Italian homicide police removed the items from the corpses of about 90 men, women and infants who perished aboard three different boats this summer.
They preserved the personal effects – a beaded necklace, religious items both Christian and Muslim, a wedding picture, an Istanbul bus pass – as potential evidence to use in court against their smugglers, and to identify the corpses.
“We treat these cases as murder cases,” said Giovanni Drago, a longtime member of Palermo’s homicide squad, which gave Reuters permission to photograph the possessions.
They offer a glimpse into the lives of a few of the 3,500 people who have died this year crossing the Mediterranean, desperate to reach Europe.
Many of the corpses brought to Palermo had been removed from below the deck of a wooden fishing boat.
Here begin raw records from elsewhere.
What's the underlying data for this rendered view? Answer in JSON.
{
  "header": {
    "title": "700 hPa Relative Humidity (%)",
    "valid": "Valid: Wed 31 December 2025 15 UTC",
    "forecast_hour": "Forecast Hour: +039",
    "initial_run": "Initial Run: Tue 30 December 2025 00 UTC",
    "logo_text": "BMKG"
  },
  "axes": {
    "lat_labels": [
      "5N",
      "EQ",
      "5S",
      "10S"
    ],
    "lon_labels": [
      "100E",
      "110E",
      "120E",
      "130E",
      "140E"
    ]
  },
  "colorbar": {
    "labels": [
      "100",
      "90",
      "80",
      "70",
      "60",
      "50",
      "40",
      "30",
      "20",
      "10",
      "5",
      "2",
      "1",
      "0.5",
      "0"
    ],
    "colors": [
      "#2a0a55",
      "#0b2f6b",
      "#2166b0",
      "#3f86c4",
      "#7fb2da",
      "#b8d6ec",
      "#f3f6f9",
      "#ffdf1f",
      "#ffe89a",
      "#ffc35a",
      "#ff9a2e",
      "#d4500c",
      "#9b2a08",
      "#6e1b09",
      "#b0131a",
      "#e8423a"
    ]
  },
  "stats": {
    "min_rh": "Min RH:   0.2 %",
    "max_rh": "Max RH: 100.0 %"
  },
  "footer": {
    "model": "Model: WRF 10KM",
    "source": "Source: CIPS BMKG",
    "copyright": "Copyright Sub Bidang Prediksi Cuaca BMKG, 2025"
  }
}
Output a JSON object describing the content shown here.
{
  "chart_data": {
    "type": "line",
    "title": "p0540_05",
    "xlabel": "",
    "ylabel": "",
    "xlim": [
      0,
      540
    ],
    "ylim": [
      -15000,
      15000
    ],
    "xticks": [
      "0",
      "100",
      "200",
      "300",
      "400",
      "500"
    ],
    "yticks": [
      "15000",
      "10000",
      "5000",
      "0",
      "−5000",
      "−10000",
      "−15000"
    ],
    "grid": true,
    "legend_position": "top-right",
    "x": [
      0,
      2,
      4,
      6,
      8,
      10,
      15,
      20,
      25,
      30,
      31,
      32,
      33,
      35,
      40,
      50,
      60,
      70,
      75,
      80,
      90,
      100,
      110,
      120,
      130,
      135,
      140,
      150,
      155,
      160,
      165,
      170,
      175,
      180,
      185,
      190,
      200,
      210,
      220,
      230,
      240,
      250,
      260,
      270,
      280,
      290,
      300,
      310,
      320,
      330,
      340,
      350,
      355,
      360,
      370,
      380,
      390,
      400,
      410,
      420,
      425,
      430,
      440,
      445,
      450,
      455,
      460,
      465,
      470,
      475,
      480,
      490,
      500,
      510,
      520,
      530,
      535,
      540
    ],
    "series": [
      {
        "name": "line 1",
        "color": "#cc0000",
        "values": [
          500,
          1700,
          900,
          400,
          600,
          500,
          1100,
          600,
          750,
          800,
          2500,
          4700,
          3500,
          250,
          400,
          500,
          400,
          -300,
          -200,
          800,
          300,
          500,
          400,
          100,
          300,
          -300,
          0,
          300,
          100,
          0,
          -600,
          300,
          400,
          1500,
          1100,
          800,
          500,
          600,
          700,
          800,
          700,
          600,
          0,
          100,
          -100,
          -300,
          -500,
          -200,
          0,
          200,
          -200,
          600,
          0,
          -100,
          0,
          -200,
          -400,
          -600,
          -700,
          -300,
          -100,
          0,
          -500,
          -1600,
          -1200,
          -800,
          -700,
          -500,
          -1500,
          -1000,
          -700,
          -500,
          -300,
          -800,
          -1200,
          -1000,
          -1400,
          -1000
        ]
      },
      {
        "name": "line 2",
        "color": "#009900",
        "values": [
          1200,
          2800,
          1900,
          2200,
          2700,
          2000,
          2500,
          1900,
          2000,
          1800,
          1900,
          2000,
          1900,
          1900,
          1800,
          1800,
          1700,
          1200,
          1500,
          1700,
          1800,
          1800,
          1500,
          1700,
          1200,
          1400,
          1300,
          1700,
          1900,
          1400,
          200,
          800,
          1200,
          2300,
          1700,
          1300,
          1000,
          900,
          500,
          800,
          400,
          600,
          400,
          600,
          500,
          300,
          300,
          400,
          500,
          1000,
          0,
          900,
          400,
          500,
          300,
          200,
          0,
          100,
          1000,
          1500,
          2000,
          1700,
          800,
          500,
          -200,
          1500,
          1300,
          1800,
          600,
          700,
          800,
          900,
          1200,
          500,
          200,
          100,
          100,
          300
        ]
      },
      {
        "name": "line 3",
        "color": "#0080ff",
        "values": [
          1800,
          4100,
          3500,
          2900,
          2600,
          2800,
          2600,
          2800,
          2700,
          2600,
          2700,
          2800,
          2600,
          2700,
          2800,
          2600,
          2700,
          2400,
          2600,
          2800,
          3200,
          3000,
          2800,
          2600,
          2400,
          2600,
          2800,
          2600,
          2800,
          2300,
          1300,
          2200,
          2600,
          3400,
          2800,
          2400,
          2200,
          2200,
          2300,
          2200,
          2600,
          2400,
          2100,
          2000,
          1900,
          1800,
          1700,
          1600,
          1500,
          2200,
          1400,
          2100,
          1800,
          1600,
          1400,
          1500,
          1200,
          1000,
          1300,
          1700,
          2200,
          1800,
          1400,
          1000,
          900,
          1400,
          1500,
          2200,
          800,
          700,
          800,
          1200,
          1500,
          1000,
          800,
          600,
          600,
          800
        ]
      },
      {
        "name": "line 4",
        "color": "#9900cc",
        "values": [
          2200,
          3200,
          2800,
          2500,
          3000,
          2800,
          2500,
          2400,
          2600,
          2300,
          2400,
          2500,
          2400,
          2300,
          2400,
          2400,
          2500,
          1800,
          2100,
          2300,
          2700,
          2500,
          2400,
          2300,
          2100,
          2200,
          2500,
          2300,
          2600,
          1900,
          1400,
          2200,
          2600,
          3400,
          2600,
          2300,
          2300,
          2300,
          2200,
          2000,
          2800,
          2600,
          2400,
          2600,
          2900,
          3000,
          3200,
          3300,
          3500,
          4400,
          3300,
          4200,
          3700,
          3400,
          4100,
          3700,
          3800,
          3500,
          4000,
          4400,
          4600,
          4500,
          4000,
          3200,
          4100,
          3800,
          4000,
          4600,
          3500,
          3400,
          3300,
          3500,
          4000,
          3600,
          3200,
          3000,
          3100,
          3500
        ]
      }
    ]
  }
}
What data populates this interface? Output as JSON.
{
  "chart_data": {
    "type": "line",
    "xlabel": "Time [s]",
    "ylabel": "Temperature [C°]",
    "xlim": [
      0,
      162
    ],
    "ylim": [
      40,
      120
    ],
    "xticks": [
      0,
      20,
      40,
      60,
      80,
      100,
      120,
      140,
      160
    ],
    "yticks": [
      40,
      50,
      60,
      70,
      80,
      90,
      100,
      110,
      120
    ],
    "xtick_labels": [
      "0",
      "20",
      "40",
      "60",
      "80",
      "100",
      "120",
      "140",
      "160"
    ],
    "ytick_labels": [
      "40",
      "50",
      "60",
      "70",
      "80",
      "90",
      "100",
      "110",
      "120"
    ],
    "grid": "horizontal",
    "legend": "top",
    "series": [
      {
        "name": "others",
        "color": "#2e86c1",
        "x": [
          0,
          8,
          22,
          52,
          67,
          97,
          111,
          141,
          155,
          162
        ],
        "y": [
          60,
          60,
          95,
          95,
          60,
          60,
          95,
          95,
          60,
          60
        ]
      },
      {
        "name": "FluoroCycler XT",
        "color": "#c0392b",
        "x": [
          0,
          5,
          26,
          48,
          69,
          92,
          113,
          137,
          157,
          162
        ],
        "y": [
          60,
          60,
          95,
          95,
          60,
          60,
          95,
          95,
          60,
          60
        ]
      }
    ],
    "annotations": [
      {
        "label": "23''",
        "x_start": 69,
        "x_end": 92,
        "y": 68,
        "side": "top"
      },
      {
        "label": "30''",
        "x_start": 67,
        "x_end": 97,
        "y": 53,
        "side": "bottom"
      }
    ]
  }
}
Jammed together next to the motor, the migrants suffocated, autopsies revealed.
The Africa-Italy route is the deadliest, recording more than 80 percent of the total Mediterranean migrant deaths in 2015. Italy has taken in more than 140,000 people amid the biggest immigration crisis Europe has seen since World War Two.
Escaping war, persecution or severe poverty, migrants pay from $1,200 to $1,600 to smugglers, according to Sicilian prosecutors, in a gamble to reach Europe in unseaworthy boats overloaded to maximise profit.
After Greek officials said one of the Paris suicide bombers arrived on a migrant boat from Turkey, an increasing number of European Union countries have balked at taking in more asylum seekers, and some 25 U.S. governors have vowed to resist hosting Syrian refugees.
But Italian authorities said that the sea route probably is too risky for well-funded and organised Islamist groups who want to efficiently sneak militants into Europe. And Italian police, who speak to survivors during their investigations, said the migrants they have met are regular people, not extremists.
“They are simply people in search of a better life. They are just like us. They have the same desires and needs.”Giovanni Drago
Alpha Sesay, a 36-year-old man born in Sierra Leone, and his two-year-old daughter Prosperin survived a crossing in July, but his 30-year-old wife, Amanda, died.
They were fleeing Tripoli, Libya, where he had lived for almost six years, after he said he was stabbed in the chest in his home for being a Christian.
“I left Libya because I had nowhere to go. My home was not safe,” Sesay said.
He described how he was crammed by smugglers onto an overloaded rubber boat which began to deflate and take on water after about nine hours at sea. In charge of the vessel were two men, a Gambian and a Senegalese.
“They beat people inside the boat because…some people were standing up,” out of fear, Sesay said.
When a rescue vessel arrived it was too late for his wife, who Sesay found lying dead. She had been beaten by the two men, he said. Several others died on the same boat, including Sesay’s adult niece.
The Gambian and Senegalese men were arrested and charged with international people smuggling and murder. If convicted they face more than 20 years in prison.
Before her body was taken away, Sesay removed a bracelet he wore and put it on his wife’s wrist. A few days later, Palermo police found, photographed and catalogued it for evidence.
“Jesus Loves Me,” the bracelet read.
Sesay, who has asked for asylum in Italy and is living in quarters provided by the Catholic Church in Palermo, now is both “the mother and the father” of his young daughter.
“I’m looking for any kind of job I can find to support this baby,” he said. “She is too young to suffer like this. Sometimes she asks me, ‘Where is my mother?’ I just cry.”